Jones' years of work as an arranger were great training, Burlingame said. "You learn to paint with colors musically when you are an arranger like that."

Burlingame believes that Jones' music for "In the Heat of the Night" was the first blues-based dramatic score for American film. "The same year, he does 'In Cold Blood,' which is a powerful piece of work," he said. "Though both are jazz-infused by a certain degree, they are both very dramatic and go beyond the jazz influences that you might expect from someone who played with Lionel Hampton's band."

Jazz speaker

Interviewing Jones is an experience. He's a night owl, so interviews are scheduled for late afternoon.
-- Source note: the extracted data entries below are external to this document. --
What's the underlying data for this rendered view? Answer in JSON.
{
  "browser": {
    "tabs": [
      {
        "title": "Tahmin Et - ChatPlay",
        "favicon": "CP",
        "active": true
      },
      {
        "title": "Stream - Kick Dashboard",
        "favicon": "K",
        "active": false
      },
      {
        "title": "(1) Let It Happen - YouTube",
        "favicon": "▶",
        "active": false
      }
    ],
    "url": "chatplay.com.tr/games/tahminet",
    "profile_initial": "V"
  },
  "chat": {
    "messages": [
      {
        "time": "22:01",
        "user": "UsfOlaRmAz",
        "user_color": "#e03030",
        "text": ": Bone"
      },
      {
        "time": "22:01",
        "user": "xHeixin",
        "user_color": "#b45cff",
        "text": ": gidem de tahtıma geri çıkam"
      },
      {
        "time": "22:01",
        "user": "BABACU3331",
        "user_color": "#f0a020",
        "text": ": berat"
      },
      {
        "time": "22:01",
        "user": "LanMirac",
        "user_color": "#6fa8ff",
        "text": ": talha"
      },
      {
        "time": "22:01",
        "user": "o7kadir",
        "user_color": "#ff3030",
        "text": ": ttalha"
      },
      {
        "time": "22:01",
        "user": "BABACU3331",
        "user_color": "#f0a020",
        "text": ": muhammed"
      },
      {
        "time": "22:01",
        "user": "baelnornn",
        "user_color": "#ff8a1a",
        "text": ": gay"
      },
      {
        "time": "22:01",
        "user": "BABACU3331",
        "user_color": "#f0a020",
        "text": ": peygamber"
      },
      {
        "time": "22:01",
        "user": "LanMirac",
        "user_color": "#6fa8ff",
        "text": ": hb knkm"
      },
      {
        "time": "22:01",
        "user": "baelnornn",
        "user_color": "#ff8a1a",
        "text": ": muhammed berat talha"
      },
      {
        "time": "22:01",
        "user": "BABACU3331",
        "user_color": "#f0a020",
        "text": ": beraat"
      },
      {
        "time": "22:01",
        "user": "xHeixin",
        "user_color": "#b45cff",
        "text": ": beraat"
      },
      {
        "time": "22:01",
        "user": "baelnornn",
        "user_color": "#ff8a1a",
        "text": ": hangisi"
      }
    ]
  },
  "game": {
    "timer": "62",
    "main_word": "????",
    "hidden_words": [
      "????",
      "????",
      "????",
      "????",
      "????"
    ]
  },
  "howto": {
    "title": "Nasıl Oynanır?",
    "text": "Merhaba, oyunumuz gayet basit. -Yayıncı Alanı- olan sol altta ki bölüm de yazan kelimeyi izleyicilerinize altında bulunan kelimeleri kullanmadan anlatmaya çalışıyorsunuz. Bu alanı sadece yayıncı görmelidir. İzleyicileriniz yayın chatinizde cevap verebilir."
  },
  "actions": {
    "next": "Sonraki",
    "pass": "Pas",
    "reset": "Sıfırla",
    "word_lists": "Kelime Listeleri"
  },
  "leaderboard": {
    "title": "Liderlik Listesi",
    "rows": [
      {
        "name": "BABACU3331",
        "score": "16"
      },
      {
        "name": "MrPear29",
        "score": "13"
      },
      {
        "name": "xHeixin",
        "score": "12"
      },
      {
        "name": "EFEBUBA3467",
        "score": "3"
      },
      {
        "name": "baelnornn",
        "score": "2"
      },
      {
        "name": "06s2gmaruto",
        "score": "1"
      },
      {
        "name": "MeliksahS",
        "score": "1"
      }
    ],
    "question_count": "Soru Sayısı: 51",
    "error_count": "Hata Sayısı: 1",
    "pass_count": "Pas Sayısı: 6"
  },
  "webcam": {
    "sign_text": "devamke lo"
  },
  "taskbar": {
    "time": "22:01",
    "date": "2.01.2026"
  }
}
He's all charm and good humor as he saunters into the room, decorated with the posters of his film work. He takes a seat on the sofa next to his visitor and speaks in a stream-of-consciousness style, akin to a horn player's improvisational jazz. He might talk about a movie (his composing debut came in the 1961 Swedish film "The Boy in the Tree"), then riff on his love of languages ("I am studying Mandarin"), then drop fun facts (Frank Sinatra was the first to call him "Q").

It was good friend Lena Horne who introduced Jones to Lumet. Horne's daughter was married to Lumet, and at Horne's recommendation, the filmmaker contacted Jones about "The Pawnbroker."